The black bulbul (Hypsipetes leucocephalus), also known as the Himalayan black bulbul or Asian black bulbul, is a member of the bulbul family of passerine birds. It is found in southern Asia from India east to southern China. It is the type species of the genus Hypsipetes, established by Nicholas Aylward Vigors in the early 1830s. There are a number of subspecies across Asia, mostly varying in the shade of the body plumage (ranging from grey to black), and some also occur in white-headed morphs (as also suggested by its specific epithet leucocephalus, literally "white head"). The legs and bill are always rich orange-red. The related form from the Western Ghats and Sri Lanka is often treated as a separated species, the square-tailed bulbul (Hypsipetes ganeesa).

The black bulbul is 24–25 cm in length, with a long tail. The body plumage ranges from slate grey to shimmering black, depending on the race. The beak, legs, and feet are all orange and the head has a black fluffy crest. Sexes are similar in plumage, but young birds lack the crest, have whitish underparts with a grey breast band, and have a brown tint to the upperparts. They have a black streak behind the eye and on the ear coverts.

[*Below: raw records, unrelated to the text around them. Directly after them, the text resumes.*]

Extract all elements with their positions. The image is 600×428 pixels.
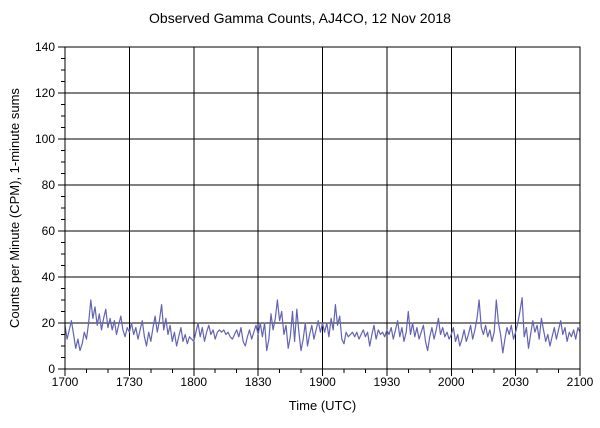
series-line xyxy=(64,297,581,354)
y-axis-title: Counts per Minute (CPM), 1-minute sums xyxy=(7,88,22,328)
x-tick-label: 1900 xyxy=(309,375,336,389)
y-tick-label: 120 xyxy=(35,86,55,100)
y-tick-label: 80 xyxy=(42,178,56,192)
x-tick-label: 2030 xyxy=(502,375,529,389)
y-tick-label: 20 xyxy=(42,316,56,330)
y-tick-label: 100 xyxy=(35,132,55,146)
chart-title: Observed Gamma Counts, AJ4CO, 12 Nov 201… xyxy=(149,10,451,26)
x-axis-title: Time (UTC) xyxy=(288,398,357,413)
y-tick-label: 0 xyxy=(48,362,55,376)
x-tick-label: 1930 xyxy=(374,375,401,389)
plot-frame xyxy=(64,46,581,370)
x-tick-label: 1800 xyxy=(180,375,207,389)
y-tick-label: 40 xyxy=(42,270,56,284)
grid xyxy=(65,47,580,369)
y-tick-label: 60 xyxy=(42,224,56,238)
x-tick-label: 1730 xyxy=(116,375,143,389)
x-tick-label: 2000 xyxy=(438,375,465,389)
x-tick-label: 1830 xyxy=(245,375,272,389)
x-tick-label: 1700 xyxy=(52,375,79,389)
axis-ticks xyxy=(58,46,581,376)
y-tick-label: 140 xyxy=(35,40,55,54)
tick-labels: 0 20 40 60 80 100 120 140 1700 1730 1800 1830 1900 19… xyxy=(35,40,594,389)
x-tick-label: 2100 xyxy=(567,375,594,389)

The taxonomy is complex with this and several other currently recognized species earlier treated as subspecies of Hypsipetes madagascariensis. Within Asia, ganeesa has often been considered as a subspecies of H. leucocephalus, but is here treated as a separate species restricted to the Western Ghats (south of somewhere near Bombay ) and Sri Lanka, the square-tailed black bulbul. The subspecies from Sri Lanka humii is then placed under this species.